Sure, there is always compromise and pragmatism in all political foraging for truth, yet as Europe’s worst performing building capital (3°C heat loss in every five hours) and the sixth largest economy in the world, I’m slightly perplexed that we are still paralysed through lobbied policy, self-interest and poor accountability to Building Regulations.

I’m also dismayed by COP “whatever number we’re up to now” virtue signalling, and frankly disgusted that the status quo lurches like a rudderless ship in a storm as opposed to sailing collectively into the wind and unilaterally tackling energy wastage right now through robust building decree, very simple hydronic balancing and a growing, unified controls protocol that demands universal endorsement and uptake.

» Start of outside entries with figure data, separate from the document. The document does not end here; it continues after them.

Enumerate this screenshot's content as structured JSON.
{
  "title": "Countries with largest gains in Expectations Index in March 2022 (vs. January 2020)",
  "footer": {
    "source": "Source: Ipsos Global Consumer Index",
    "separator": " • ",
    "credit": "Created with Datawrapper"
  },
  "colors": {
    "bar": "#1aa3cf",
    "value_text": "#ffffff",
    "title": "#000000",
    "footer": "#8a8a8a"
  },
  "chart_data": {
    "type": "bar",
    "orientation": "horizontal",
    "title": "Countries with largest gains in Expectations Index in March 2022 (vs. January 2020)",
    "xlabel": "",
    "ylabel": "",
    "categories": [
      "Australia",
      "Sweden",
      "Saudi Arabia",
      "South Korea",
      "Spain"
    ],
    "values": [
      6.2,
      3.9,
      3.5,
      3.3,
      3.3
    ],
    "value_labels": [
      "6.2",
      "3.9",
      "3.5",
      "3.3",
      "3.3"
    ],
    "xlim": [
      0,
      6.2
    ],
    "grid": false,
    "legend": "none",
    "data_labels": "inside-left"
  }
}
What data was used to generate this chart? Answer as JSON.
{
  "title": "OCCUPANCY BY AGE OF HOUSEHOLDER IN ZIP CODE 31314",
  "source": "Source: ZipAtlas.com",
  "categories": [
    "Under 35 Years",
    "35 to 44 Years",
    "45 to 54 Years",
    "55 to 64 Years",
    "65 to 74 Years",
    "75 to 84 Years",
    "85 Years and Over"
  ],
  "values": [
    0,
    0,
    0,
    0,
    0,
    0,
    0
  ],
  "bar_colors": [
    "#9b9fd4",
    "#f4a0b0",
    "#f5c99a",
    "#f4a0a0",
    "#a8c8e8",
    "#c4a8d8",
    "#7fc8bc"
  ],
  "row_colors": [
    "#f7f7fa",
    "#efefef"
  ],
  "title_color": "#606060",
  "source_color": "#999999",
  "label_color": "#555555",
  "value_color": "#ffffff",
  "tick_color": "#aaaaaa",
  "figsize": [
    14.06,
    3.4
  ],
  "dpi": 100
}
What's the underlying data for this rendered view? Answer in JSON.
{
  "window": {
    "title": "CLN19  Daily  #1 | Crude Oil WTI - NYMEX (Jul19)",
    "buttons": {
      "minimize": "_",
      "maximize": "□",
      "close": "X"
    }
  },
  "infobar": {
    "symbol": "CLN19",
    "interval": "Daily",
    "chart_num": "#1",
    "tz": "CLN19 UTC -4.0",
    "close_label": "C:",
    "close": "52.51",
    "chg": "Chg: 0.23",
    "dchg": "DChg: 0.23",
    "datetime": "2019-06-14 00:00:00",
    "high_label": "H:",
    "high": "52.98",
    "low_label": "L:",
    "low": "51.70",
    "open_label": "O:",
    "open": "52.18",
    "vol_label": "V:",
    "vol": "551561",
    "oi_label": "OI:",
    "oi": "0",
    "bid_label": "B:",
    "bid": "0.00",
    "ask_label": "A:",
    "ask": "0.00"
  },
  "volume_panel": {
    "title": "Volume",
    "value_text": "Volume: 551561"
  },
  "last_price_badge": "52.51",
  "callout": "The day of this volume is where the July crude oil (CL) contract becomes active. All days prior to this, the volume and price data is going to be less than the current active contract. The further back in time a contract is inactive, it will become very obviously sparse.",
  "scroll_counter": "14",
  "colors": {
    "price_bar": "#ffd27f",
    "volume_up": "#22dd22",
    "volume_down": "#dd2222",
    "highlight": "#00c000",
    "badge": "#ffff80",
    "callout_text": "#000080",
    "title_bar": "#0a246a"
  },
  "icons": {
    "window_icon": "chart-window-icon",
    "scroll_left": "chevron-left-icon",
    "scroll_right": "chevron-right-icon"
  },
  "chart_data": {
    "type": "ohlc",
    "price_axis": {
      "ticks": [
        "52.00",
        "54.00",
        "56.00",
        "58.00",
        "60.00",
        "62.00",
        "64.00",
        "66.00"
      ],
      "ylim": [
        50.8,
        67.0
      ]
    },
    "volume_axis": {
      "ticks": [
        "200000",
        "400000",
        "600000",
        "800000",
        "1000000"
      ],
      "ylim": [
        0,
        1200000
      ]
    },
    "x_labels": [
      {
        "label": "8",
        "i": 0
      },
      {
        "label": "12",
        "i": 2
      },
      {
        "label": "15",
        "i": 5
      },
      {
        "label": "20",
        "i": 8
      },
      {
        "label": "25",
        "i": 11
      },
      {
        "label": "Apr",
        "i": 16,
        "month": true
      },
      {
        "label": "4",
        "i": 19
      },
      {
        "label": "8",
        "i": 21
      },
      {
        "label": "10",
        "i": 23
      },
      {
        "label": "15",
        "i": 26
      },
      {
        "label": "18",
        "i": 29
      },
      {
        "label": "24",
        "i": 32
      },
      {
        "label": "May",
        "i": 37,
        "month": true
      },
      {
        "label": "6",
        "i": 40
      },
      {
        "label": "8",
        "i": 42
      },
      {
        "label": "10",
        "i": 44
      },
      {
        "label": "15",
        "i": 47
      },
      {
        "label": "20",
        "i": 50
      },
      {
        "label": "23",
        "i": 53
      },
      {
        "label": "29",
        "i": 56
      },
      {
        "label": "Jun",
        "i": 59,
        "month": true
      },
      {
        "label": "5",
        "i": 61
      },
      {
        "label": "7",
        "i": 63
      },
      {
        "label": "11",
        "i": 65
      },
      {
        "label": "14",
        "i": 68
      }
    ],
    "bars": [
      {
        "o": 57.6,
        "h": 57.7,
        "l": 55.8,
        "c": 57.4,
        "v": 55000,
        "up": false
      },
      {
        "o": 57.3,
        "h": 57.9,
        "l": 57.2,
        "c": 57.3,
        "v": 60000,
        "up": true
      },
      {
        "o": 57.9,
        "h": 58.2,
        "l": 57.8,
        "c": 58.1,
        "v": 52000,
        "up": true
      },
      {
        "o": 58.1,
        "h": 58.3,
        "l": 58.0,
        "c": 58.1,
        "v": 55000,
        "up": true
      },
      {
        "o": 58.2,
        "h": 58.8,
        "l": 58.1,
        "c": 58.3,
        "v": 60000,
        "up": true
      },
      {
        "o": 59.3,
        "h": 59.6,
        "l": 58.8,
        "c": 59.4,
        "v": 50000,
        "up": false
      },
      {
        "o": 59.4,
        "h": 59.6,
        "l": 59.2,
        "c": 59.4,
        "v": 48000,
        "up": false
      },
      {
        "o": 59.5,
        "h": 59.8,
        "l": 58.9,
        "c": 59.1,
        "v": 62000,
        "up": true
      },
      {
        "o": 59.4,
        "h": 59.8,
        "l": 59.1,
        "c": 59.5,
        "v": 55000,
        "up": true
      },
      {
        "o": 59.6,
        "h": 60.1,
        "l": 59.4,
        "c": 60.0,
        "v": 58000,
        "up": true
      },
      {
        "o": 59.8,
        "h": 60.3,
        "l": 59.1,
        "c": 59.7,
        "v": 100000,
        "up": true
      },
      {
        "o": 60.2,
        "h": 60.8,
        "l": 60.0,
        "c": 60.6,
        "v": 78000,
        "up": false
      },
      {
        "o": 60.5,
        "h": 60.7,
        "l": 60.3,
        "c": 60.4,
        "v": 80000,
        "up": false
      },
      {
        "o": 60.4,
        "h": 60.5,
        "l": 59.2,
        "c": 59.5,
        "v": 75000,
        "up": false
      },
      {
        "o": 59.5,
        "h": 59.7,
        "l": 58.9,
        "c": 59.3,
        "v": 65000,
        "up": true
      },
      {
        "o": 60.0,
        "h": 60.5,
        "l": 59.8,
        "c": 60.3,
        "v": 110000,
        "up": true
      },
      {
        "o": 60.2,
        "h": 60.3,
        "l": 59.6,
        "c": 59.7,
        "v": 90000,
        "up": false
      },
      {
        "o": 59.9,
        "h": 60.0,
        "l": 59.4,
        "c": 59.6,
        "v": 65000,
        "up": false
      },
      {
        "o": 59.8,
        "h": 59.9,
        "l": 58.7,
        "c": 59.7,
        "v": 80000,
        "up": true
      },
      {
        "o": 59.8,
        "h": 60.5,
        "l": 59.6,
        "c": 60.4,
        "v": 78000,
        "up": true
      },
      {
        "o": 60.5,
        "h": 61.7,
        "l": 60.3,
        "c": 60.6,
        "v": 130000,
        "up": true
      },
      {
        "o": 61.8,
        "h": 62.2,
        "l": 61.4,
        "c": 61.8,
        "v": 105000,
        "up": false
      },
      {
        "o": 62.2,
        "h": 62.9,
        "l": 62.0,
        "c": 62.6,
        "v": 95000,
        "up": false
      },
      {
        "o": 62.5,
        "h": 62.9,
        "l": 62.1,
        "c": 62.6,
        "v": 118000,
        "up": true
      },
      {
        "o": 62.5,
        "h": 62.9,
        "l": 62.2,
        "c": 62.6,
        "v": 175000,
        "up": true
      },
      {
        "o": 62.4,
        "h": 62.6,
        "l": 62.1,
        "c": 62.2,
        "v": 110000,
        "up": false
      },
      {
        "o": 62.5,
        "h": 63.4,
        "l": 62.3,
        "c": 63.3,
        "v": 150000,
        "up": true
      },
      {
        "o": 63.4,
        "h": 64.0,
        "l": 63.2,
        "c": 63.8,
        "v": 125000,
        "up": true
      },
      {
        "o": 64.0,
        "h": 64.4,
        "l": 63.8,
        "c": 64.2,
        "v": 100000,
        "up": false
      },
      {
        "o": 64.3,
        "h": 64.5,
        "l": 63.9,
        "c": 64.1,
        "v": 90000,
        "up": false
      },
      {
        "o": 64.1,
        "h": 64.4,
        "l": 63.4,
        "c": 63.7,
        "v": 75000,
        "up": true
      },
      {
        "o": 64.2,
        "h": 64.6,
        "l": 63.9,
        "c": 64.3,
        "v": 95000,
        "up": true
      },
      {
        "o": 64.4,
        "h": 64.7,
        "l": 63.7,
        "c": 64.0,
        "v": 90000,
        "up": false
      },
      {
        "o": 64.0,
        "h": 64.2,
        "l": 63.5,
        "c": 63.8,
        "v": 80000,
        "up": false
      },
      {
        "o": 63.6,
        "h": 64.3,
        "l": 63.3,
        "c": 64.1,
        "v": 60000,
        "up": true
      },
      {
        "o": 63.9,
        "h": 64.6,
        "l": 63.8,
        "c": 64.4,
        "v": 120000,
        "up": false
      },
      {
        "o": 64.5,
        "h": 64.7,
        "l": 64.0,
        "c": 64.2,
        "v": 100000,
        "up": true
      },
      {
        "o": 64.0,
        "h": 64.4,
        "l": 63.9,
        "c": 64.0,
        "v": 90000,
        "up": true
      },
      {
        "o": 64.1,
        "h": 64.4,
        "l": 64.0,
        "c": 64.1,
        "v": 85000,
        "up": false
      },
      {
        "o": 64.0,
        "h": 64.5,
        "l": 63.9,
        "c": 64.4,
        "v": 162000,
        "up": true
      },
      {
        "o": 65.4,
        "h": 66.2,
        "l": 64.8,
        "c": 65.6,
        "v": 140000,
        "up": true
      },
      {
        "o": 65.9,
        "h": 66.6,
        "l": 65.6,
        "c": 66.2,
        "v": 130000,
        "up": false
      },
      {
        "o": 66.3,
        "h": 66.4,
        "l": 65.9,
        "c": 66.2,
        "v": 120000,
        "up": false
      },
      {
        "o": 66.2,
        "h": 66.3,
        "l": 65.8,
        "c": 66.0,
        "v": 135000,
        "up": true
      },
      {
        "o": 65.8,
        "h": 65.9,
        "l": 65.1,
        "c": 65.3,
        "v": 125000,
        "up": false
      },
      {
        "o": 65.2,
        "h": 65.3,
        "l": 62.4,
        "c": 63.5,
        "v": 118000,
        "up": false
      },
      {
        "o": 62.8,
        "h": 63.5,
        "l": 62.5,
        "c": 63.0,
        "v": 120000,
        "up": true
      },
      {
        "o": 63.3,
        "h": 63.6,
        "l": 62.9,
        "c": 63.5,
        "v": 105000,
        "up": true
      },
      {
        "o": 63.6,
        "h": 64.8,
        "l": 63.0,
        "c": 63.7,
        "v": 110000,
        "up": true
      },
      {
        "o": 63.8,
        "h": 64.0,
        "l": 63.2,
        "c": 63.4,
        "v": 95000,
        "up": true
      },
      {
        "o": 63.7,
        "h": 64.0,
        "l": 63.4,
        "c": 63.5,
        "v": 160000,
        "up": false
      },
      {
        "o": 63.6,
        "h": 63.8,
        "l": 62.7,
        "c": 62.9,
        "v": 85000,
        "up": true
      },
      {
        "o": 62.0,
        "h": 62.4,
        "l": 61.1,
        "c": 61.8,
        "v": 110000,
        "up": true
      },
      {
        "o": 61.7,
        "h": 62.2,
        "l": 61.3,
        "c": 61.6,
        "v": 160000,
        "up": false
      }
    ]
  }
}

This comment is largely focused on the lack of common language in our ever growing heating controls industry. The communication complexity around compensation controls makes the Apple/Microsoft divergences seem like simply teaching a puppy to sit for the first time. The puppy learns very quickly and a mutual understanding of language and love is very quickly established and lasts a lifetime. The rollout of the OpenTherm Protocol, which seeks to consolidate the controls chaos, also aims to do this but is being ignored and I’d like to consider why.

Let us set out some markers on OpenTherm (OT):

1 Although Honeywell was the first to develop OT, an independent software coder with an interest in heating efficiency built an OT gateway based on the original OT specification. (Schelte Bron, otgw.tclcode.com/index.html ). My point is that if one person can build a gateway, there really is no barrier for manufacturers to amalgamate or rewrite the protocol into their own systems.
2 OT is the only established protocol. Why are manufacturers choosing not to adopt it and make the puppy training easier to understand for all engineers?
3 The OT Association (www.opentherm.eu/members) already takes subscriptions from a vast amount of members, and so arguably should be all over this clear, common sense approach to a unified efficiency band wagon
4 It is far cheaper for manufacturers to re-program their existing PCBs as opposed to third party thermostat suppliers having to cater for the myriad control IDs that confuse every installer. Overwhelmingly, manufacturers seem to keep skipping this ‘core control ID’ sensibility within their new boiler releases even though they know the protocol and, as stated, many already subscribe.

I’ll let you draw your own conclusions about the above but I’ll no doubt receive a barrage of internal/unofficial protestations to the contrary as to the ‘why’ connotations of my (obviously biased) research.

I’ll leave you with this very personal view on the situation. The opposite of unity is chaos and whilst there seems to be vocal desire for the former, the reality seems to me to be to perpetuate the latter as this fundamentally justifies the individual business behaviour that establishes industry division. In this instance, it continues to manifest the problem so that it can convince us all that we need its multiple solutions to its created and largely avoidable irritation on all counts. We, as engineers, deal with every type of consumer that feels this resonance every day. Surely, a universal language in controls is overdue in a world that purports to be efficiently inclusive?

As we exit and digest COP26, are we in danger of losing even more trust in our elected and unelected leaders of both government and big business? Have we let them take even more control over our lives without making good on their promises? Do we, as engineers, have a cheaper, fairly immediate, more efficient solution? You bet we do!